A vegetable market in Nanjing, Jiangsu province. The World Bank said on Monday that China is still facing heavy inflationary pressure. [China Daily] |
The rising price of oil, gas and other commodities, because of rising demand as reconstruction work begins in Japan, will keep China's inflationary pressure at a high level, World Bank economists said on Monday.
"Japan's demand for commodities in the aftermath of the recent disasters will add to the already high-level of demand for commodities," said Vikram Nehru, the bank's chief economist for the East Asia and Pacific region.
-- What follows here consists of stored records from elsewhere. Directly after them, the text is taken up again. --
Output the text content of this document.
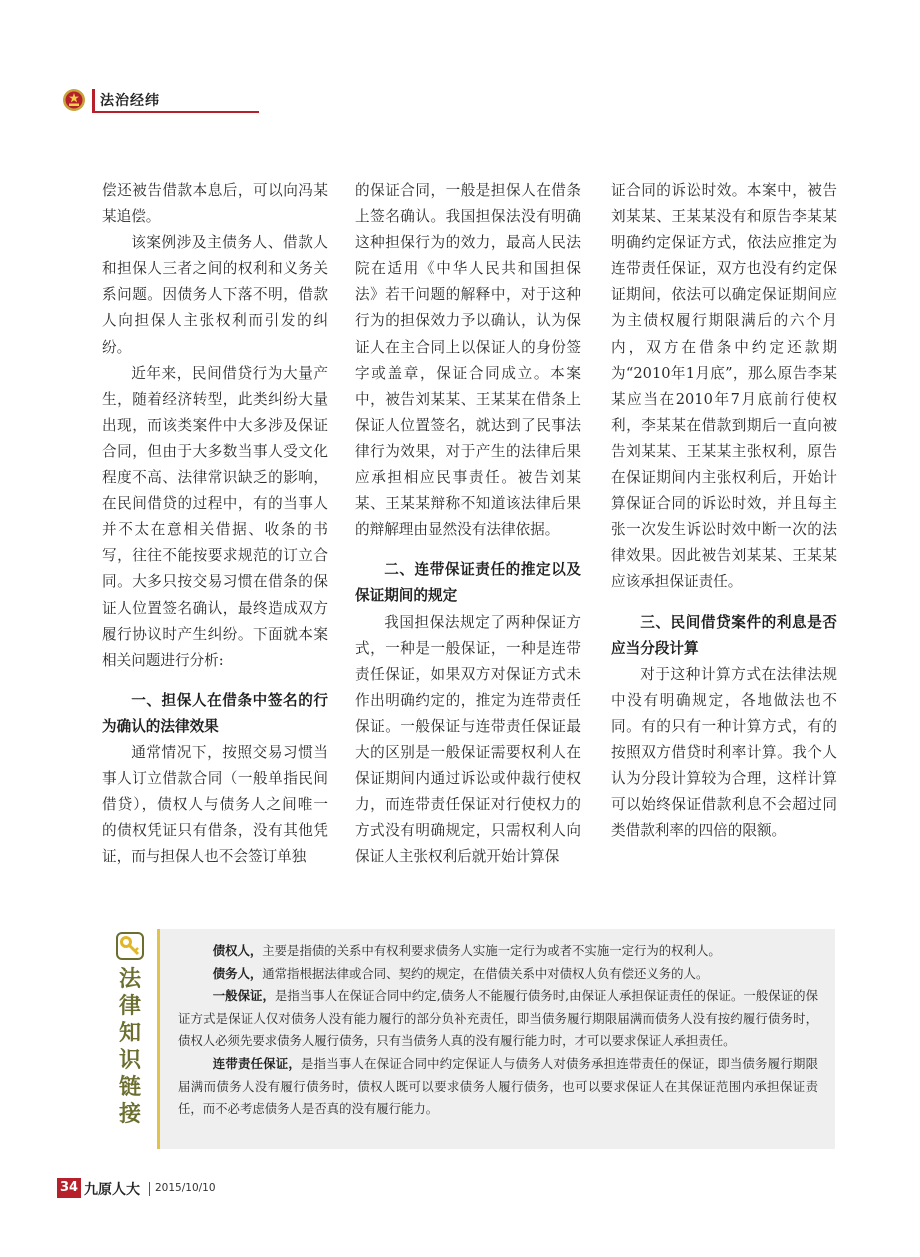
法治经纬

偿还被告借款本息后，可以向冯某某追偿。

该案例涉及主债务人、借款人和担保人三者之间的权利和义务关系问题。因债务人下落不明，借款人向担保人主张权利而引发的纠纷。

近年来，民间借贷行为大量产生，随着经济转型，此类纠纷大量出现，而该类案件中大多涉及保证合同，但由于大多数当事人受文化程度不高、法律常识缺乏的影响，在民间借贷的过程中，有的当事人并不太在意相关借据、收条的书写，往往不能按要求规范的订立合同。大多只按交易习惯在借条的保证人位置签名确认，最终造成双方履行协议时产生纠纷。下面就本案相关问题进行分析:

一、担保人在借条中签名的行为确认的法律效果

通常情况下，按照交易习惯当事人订立借款合同（一般单指民间借贷），债权人与债务人之间唯一的债权凭证只有借条，没有其他凭证，而与担保人也不会签订单独

的保证合同，一般是担保人在借条上签名确认。我国担保法没有明确这种担保行为的效力，最高人民法院在适用《中华人民共和国担保法》若干问题的解释中，对于这种行为的担保效力予以确认，认为保证人在主合同上以保证人的身份签字或盖章，保证合同成立。本案中，被告刘某某、王某某在借条上保证人位置签名，就达到了民事法律行为效果，对于产生的法律后果应承担相应民事责任。被告刘某某、王某某辩称不知道该法律后果的辩解理由显然没有法律依据。

二、连带保证责任的推定以及保证期间的规定

我国担保法规定了两种保证方式，一种是一般保证，一种是连带责任保证，如果双方对保证方式未作出明确约定的，推定为连带责任保证。一般保证与连带责任保证最大的区别是一般保证需要权利人在保证期间内通过诉讼或仲裁行使权力，而连带责任保证对行使权力的方式没有明确规定，只需权利人向保证人主张权利后就开始计算保

证合同的诉讼时效。本案中，被告刘某某、王某某没有和原告李某某明确约定保证方式，依法应推定为连带责任保证，双方也没有约定保证期间，依法可以确定保证期间应为主债权履行期限满后的六个月内，双方在借条中约定还款期为“2010年1月底”，那么原告李某某应当在2010年7月底前行使权利，李某某在借款到期后一直向被告刘某某、王某某主张权利，原告在保证期间内主张权利后，开始计算保证合同的诉讼时效，并且每主张一次发生诉讼时效中断一次的法律效果。因此被告刘某某、王某某应该承担保证责任。

三、民间借贷案件的利息是否应当分段计算

对于这种计算方式在法律法规中没有明确规定，各地做法也不同。有的只有一种计算方式，有的按照双方借贷时利率计算。我个人认为分段计算较为合理，这样计算可以始终保证借款利息不会超过同类借款利率的四倍的限额。

法律知识链接

债权人，主要是指债的关系中有权利要求债务人实施一定行为或者不实施一定行为的权利人。

债务人，通常指根据法律或合同、契约的规定，在借债关系中对债权人负有偿还义务的人。

一般保证，是指当事人在保证合同中约定,债务人不能履行债务时,由保证人承担保证责任的保证。一般保证的保证方式是保证人仅对债务人没有能力履行的部分负补充责任，即当债务履行期限届满而债务人没有按约履行债务时，债权人必须先要求债务人履行债务，只有当债务人真的没有履行能力时，才可以要求保证人承担责任。

连带责任保证，是指当事人在保证合同中约定保证人与债务人对债务承担连带责任的保证，即当债务履行期限届满而债务人没有履行债务时，债权人既可以要求债务人履行债务，也可以要求保证人在其保证范围内承担保证责任，而不必考虑债务人是否真的没有履行能力。

34 九原人大 2015/10/10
There might be an increase in commodity prices as a result of increased demand, and because of problems in Western Asia and North Africa, he added.
Louis Kuijs, senior economist at the World Bank's Beijing office, said that inflationary pressure is unlikely to diminish quickly, given the rise in energy prices and the already high price of food.
"There is still room for China to further tighten its monetary policy this year," said Nehru.
To soak up liquidity and control inflation, China's central bank raised the required reserve ratios for banks by 50 basis points last week, the ninth hike since the beginning of 2010. Before that, it raised interest rates in February for the third time since October.
China's consumer inflation rose to 4.9 percent in January and February from 4.6 percent in December. It hit 5.1 percent in November, a 28-month high.
Around one-fourth of East Asia's long-term debt is denominated in yen, ranging from around 8 percent in China to about 60 percent in Thailand. A one percent appreciation of the Japanese currency translates into a $250 million increase in annual debt servicing for the region, the World Bank said.
"As China holds a very limited amount of long-term debt, and that which is yen-denominated is even less in the portfolio, the impact (on China) will be very limited," said Kuijs.
The disaster in Japan drove up the yen last week on expectations that domestic retail and corporate investors will begin to "repatriate" money for the reconstruction efforts.
If history is any guide, real GDP growth in Japan will be negatively affected until the middle of the year. Growth should pick up in subsequent quarters as reconstruction efforts, which could last five years, accelerate, according to a supplement to the World Bank's semi-annual East Asia and Pacific Economic Update.
"A temporary growth slowdown in Japan will have a modest short-term impact on the region," it said.
Though the bank did not offer its own forecast about the likely cost of Japan's disaster, it cited private estimates that the losses could range from $122 billion to $235 billion, or 2.5 to 4 percent of the country's GDP. The 1995 Kobe earthquake caused $100 billion in damage, or about 2 percent of GDP.
Private insurers are likely to bear a small proportion of the cost, leaving most to be covered by households and the government, the World Bank said.
Swiss Re estimates that claims costs in Japan will total $1.2 billion, net of retrocession (the purchase of reinsurance by a reinsurance company) and before tax.
However, the estimates are subject to a high degree of uncertainty as events continue to unfold, making loss assessment particularly challenging, said Swiss Re in a statement on Monday.